Articles - Why do so few divorces result in a pension sharing order


According to the Manchester Institute for Collaborative Research on Ageing (MICRA), only 5-6% of divorces result in a pension share. This is despite the fact the legislation permitting sharing has been in place for over 20 years with a view to this becoming ‘the norm’ for cases involving significant pension assets. Was the initial premise flawed or is there another reason this isn’t happening?

 By Fiona Tait, Technical Director, Intelligent Pensions
 
 MICRA’s research suggests there are 4 fundamental reasons for this situation, the ‘4 Cs’
 • Complexity
 • Cost
 • Culture
 • Conflict

 Legal aspects
 Family lawyers are naturally focused on getting an equitable deal for their client and they will also be looking to implement a ‘clean break’ solution. Pensions do not easily lend themselves to this scenario partly because they can only be held by one individual at a time and partly because in most cases they are intended to provide a future rather than a current income stream.

 Courts and solicitors have long grappled with the conundrum of putting a value on future income, eventually settling on the Cash Equivalent Value (CEV) as the most suitable and consistent measure. In theory the CEV may be included in the overall value of the matrimonial assets and this total divided as appropriate between the divorcing couple.

 In practice there are a number of drawbacks to this approach, particularly when it comes to final salary pensions. The CEV is based on a number of assumptions all of which relate to the member and not the spouse. Other valuations may be used to argue for a greater share of the CEV but this requires the input of a pension specialist at an early stage of the negotiations. More often than not a Pensions On Divorce Expert (PODE) only becomes involved when there is a pension share to implement and, as I started by saying, PSOs are relative rare.

 Cultural issues
 Like it or not, we live in a culture which is based around the idea of a family unit. Within this premise the marital partners take on different roles – one focusing on ‘breadwinning’ and the other on ‘homemaking’. The result is that ownership of any financial assets, including the pension, is usually skewed towards one partner. MICRA found that in over half of male/female couples 90% of the joint pension assets are held by the male.

 This is not an issue so long as the partners stay together but it creates a problem when the partnership is broken up. Firstly, and fundamentally, it costs more to support two single people than one couple, so the same income has to go further. Secondly, many breadwinners think that the pension is theirs by right as they are the ones who have worked hard to build it up and will strongly oppose any suggestion that their ex-partner has any right to it. Indeed, there is evidence that some homemakers agree with this view as they have instructed their legal advisers not to take the pension into account.

 The result is that while divorced men and women have less pension than those who remain married, divorced women are far more likely to end up in poverty when they retire.

 Potential solutions
 First and foremost, it would help if both parties to a divorce are clear that pension assets must be taken into consideration during a divorce and that it is fair to do so.

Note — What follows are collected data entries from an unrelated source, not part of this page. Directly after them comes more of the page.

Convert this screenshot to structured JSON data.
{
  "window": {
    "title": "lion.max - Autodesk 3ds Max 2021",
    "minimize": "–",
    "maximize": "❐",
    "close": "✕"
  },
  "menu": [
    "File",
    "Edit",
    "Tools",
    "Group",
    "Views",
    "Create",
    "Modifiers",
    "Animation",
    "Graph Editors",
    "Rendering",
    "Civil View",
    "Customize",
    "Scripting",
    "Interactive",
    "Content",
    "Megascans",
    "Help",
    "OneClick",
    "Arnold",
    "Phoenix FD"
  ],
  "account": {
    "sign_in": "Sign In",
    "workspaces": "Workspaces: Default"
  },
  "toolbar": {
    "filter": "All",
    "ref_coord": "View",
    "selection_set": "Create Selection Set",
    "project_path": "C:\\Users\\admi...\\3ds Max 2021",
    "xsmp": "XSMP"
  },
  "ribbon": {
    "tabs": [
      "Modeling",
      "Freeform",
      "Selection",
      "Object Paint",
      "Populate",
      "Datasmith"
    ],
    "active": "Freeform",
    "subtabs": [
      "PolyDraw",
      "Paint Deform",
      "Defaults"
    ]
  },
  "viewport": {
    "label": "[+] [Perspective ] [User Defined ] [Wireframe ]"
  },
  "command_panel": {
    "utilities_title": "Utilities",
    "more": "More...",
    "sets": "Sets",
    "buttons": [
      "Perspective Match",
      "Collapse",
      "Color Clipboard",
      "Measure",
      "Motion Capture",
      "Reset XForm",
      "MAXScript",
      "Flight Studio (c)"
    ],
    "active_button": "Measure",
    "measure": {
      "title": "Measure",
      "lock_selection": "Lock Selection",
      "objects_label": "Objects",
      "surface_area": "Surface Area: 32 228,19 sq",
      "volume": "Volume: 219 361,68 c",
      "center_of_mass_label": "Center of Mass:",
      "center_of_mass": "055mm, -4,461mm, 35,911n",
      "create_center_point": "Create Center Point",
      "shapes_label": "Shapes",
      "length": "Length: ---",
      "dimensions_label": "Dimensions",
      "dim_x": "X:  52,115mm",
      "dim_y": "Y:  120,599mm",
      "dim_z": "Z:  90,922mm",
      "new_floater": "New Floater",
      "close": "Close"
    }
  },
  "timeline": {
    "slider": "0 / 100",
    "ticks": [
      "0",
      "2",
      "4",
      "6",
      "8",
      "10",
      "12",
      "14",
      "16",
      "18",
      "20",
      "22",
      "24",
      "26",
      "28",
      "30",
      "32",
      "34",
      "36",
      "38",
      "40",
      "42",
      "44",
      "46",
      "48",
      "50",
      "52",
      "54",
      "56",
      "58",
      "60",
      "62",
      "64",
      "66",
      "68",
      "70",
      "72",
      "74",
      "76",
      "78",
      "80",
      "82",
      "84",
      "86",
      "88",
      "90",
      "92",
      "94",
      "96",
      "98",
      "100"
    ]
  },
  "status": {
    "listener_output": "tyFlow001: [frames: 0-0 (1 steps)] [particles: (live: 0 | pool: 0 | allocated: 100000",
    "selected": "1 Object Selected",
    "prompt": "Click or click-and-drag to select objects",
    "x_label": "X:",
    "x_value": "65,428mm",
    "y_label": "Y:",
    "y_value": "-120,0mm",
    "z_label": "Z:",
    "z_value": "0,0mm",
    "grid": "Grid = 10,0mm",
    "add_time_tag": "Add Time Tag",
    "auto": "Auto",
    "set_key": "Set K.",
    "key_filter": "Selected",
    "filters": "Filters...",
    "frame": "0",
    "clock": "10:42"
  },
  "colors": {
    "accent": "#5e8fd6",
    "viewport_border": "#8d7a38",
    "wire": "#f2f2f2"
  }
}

In a breadwinner/homemaker situation any pensions should be seen as joint assets in the same way as the matrimonial home, even if it has been primarily funded by one partner. I would recommend that all pensions professionals make them selves familiar with MIRCA’s excellent short video and consider forwarding it to any members or clients going through a divorce.

 Secondly, I would recommend that a pensions on divorce specialist is consulted at an early stage in the divorce proceedings. A PODE is not necessary in every situation, indeed the majority of divorces involve younger couples and relatively low pension entitlements which do not justify another set of fees. We do know however that the number of people getting divorced in their 50s and 60s is still rising. These couples are likely to have more substantial pension assets which are primarily held by one partner. In these situations, a PODE should not just be the executor when a PSO has been decided upon, they should be a fundamental part of the process which considers whether a PSO is likely to be suitable in the first place. It’s not just a case of ensuring the assets are split evenly, it’s also important to ensure that each party has the right assets to secure their financial future.